Ralph Steadman Dunks President Ford In A Huge Stinking Vat Of Horror

In this week’s Radio Times, an article about the 1976 Republican National Convention was accompanied by this wonderfully acerbic Ralph Steadman painting of President Gerald Ford as a scarecrow presiding uselessly over the ruin of America. Rather than scaring off carrion, he’s nothing more or less than a wasteland stopover for them to – how to put this? – evacuate themselves on. I’ve read Ford’s likeness here described as Frankenstein, and if it is, it’s the head of the monster’s corpse, its only function being to lend rest to the eaters of the dead. It’s a fabulously coruscating image, made all the more remarkable for being a portrait of America’s then-President in one of the UK’s bestselling all-ages magazine.
Rick Griffin’s Psychedelic Exhibition At London’s Roundhouse

Above is the poster used to advertise the summer 1976 exhibition of Rick Griffin’s psychedelic/underground posters at The Roundhouse in London’s Camden. With his lysergic concert posters and album covers and comic strips, Griffin had helped forge the shared visual iconography of much of America’s Sixties counter-culture. For a good many years, his work was, after its own fashion, revolutionary. Then, as if metamorphosing from pop culture matter to anti-magic, it began to seem, to some, not only passé, but stale even to the point of putrescence. Punk in all its forms with all its fellow travellers was already gathering pace. But for all of that, Griffin’s London show was, by all accounts, a major success. The press was positive, the attendances high. As with all art that had once appeared inseparably bound to a specific moment, his had in part slipped loose from its original moorings. As time passed, the partial disassociation would continue. Years before, Griffin had spoken directly to specific communities in particular places at unique moments. There had been a feedback loop operating from sub-culture to artist and back again. Now, Griffin and his creativity existed more and more in the context of, well, Rick Griffin. Griffin himself had undergone a profoundly-embraced conversion to Christianity. Society had changed and so had he.
Whatever else, Griffin’s posters and pages were in their essence very, very pretty and, frequently, very, very funny too. Their appeal could run from, in the eyes of the beholders, an air of kitsch to an unvarnished and entirely understandable fascination with luminous colour and fluid form. No doubt nostalgia, with or without any tribal loyalties, played a large part too.

The association of his artistry with the 60s would never, and could never, disappear. The Roundhouse exhibition, for example, came with a psychedelic light-show and live songs by the Grateful Dead.

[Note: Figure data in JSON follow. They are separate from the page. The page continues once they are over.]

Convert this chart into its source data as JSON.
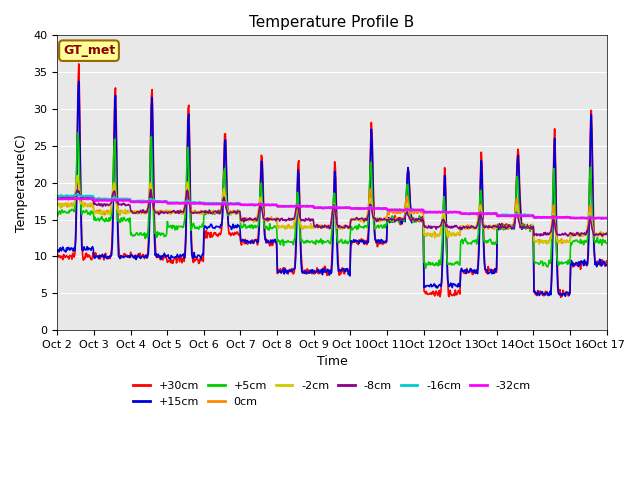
{
  "title": "Temperature Profile B",
  "xlabel": "Time",
  "ylabel": "Temperature(C)",
  "ylim": [
    0,
    40
  ],
  "xlim": [
    0,
    15
  ],
  "xtick_labels": [
    "Oct 2",
    "Oct 3",
    "Oct 4",
    "Oct 5",
    "Oct 6",
    "Oct 7",
    "Oct 8",
    "Oct 9",
    "Oct 10",
    "Oct 11",
    "Oct 12",
    "Oct 13",
    "Oct 14",
    "Oct 15",
    "Oct 16",
    "Oct 17"
  ],
  "bg_color": "#e8e8e8",
  "fig_color": "#ffffff",
  "annotation_text": "GT_met",
  "annotation_bg": "#ffff99",
  "annotation_border": "#996600",
  "series": [
    {
      "label": "+30cm",
      "color": "#ff0000",
      "lw": 1.2
    },
    {
      "label": "+15cm",
      "color": "#0000dd",
      "lw": 1.2
    },
    {
      "label": "+5cm",
      "color": "#00cc00",
      "lw": 1.2
    },
    {
      "label": "0cm",
      "color": "#ff8800",
      "lw": 1.2
    },
    {
      "label": "-2cm",
      "color": "#cccc00",
      "lw": 1.2
    },
    {
      "label": "-8cm",
      "color": "#880088",
      "lw": 1.2
    },
    {
      "label": "-16cm",
      "color": "#00cccc",
      "lw": 1.5
    },
    {
      "label": "-32cm",
      "color": "#ff00ff",
      "lw": 1.8
    }
  ]
}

But what had once been essential to a pop-culture moment had become an optional extra in a contemporary context. Far away in time and space from the Acid Tests and the Avalon Ballroom and The Family Dog Denver, Griffin’s 1976’s European exhibition was, by all accounts, notably popular in its own right. It attracted queues in London and went on to success in Sunderland and Amsterdam too. A very considerable number of posters were sold. A good time was had by all who were up for it. An adoration for joss sticks, feeling mellow and loving Country Joe and The Fish wasn’t mandatory. An antipathy towards the same needn’t have been a problem.

In the month in which Griffin’s work was being shown in the UK, the nascent Sex Pistols played two London concerts. Both Griffin’s posters and the band’s performances were events to catch and enjoy. But the culturequake of the latter wouldn’t ever obliterate the pleasures of the former, no matter how the mono-culturalists of The New would insist that it should.
As someone who experienced the intense friction between sub-cultures during the period, it makes me smile to think of a Rick Griffin poster hanging next to, say, a Jamie Reid one on someone’s wall today, with neither seeming to be in active conflict with each other. Different, but hardly the pairing of a truth with a heresy, whichever is considered the first and the second.